L’Europa, insomma, non può più permettersi di essere un gigante burocratico che blocca la produzione delle piccole e medie imprese che in maggioranza la compongono, specie con riferimento alla nostra Nazione. C’è bisogno di una svolta di cui il Pnrr può essere il miglior esempio in questo momento.
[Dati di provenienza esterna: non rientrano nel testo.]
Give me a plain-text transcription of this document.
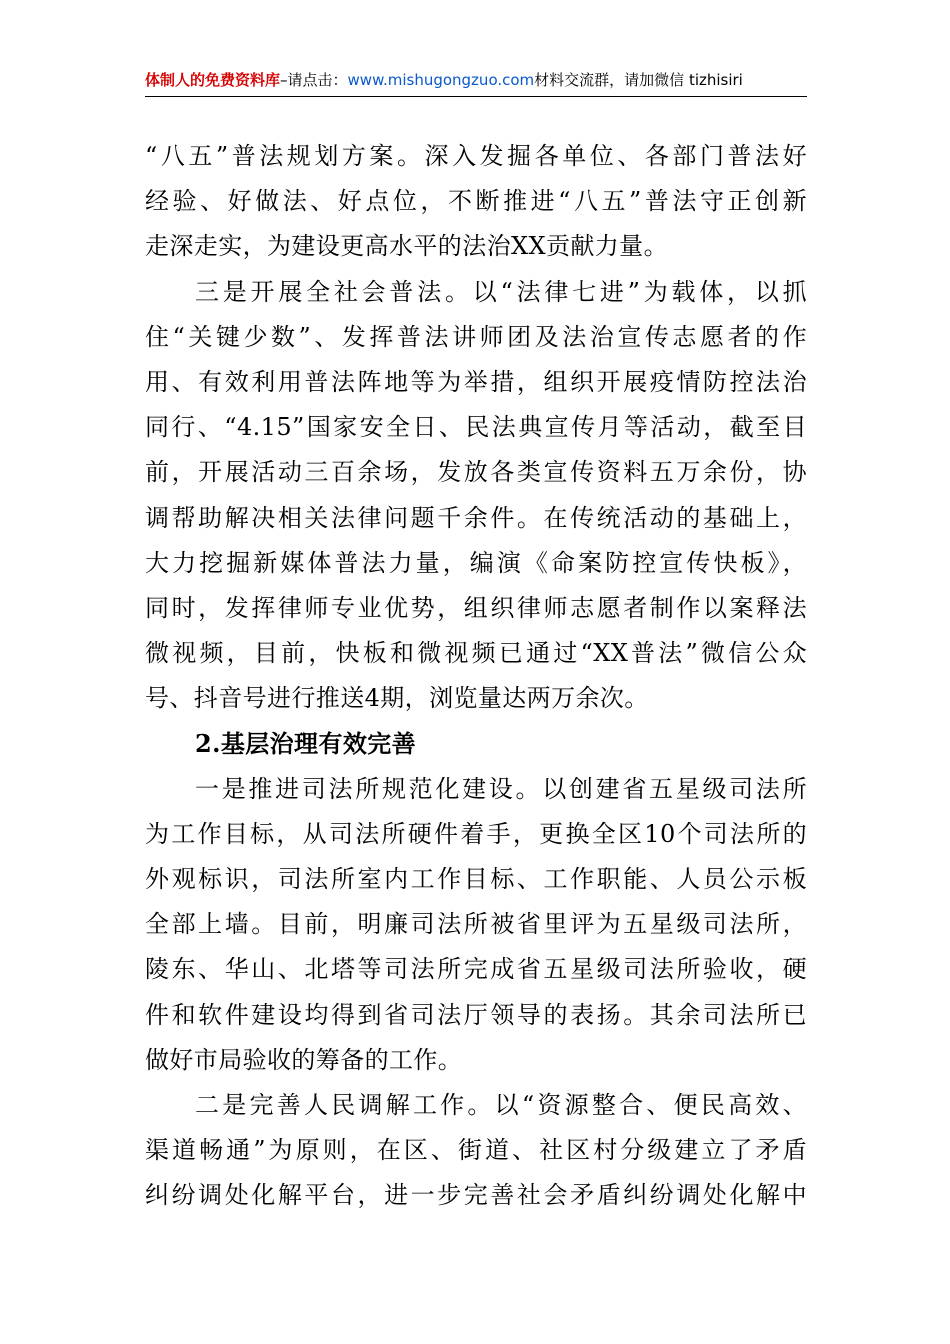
体制人的免费资料库–请点击：www.mishugongzuo.com材料交流群，请加微信 tizhisiri
“八五”普法规划方案。深入发掘各单位、各部门普法好
经验、好做法、好点位，不断推进“八五”普法守正创新
走深走实，为建设更高水平的法治XX贡献力量。
三是开展全社会普法。以“法律七进”为载体，以抓
住“关键少数”、发挥普法讲师团及法治宣传志愿者的作
用、有效利用普法阵地等为举措，组织开展疫情防控法治
同行、“4.15”国家安全日、民法典宣传月等活动，截至目
前，开展活动三百余场，发放各类宣传资料五万余份，协
调帮助解决相关法律问题千余件。在传统活动的基础上，
大力挖掘新媒体普法力量，编演《命案防控宣传快板》，
同时，发挥律师专业优势，组织律师志愿者制作以案释法
微视频，目前，快板和微视频已通过“XX普法”微信公众
号、抖音号进行推送4期，浏览量达两万余次。
2.基层治理有效完善
一是推进司法所规范化建设。以创建省五星级司法所
为工作目标，从司法所硬件着手，更换全区10个司法所的
外观标识，司法所室内工作目标、工作职能、人员公示板
全部上墙。目前，明廉司法所被省里评为五星级司法所，
陵东、华山、北塔等司法所完成省五星级司法所验收，硬
件和软件建设均得到省司法厅领导的表扬。其余司法所已
做好市局验收的筹备的工作。
二是完善人民调解工作。以“资源整合、便民高效、
渠道畅通”为原则，在区、街道、社区村分级建立了矛盾
纠纷调处化解平台，进一步完善社会矛盾纠纷调处化解中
Raffaele Fitto, neo-vicepresidente esecutivo della Commissione europea, dal palco di Atreju, ha spiegato del resto che occorrono “investimenti, riforme”, occorre “adeguarsi a uno scenario nuovo” e “ai problemi conseguenti alle grandi questioni geopolitiche”. E molto, in questo processo, dipenderà dai risultati che otterrà l’Italia nel Pnrr, avendo ricevuto il più alto ammontare economico. “L’Italia – ha detto infatti Fitto – è fondamentale nel successo di questa sfida e rappresenta una grande opportunità per lo scenario futuro”.
Sembra strano che la svolta di Draghi sia arrivata soltanto dopo che la Germania sta vivendo la sua più grande recessione economica e soprattutto industriale dal dopoguerra, ma sarà soltanto un caso. Quello che è strano è che le parole di Draghi arrivano in un periodo in cui chi è sempre stato contrario a certe politiche di austerità è arrivato alla guida pressocché di tutti i Paesi europei e dell’Europa stessa.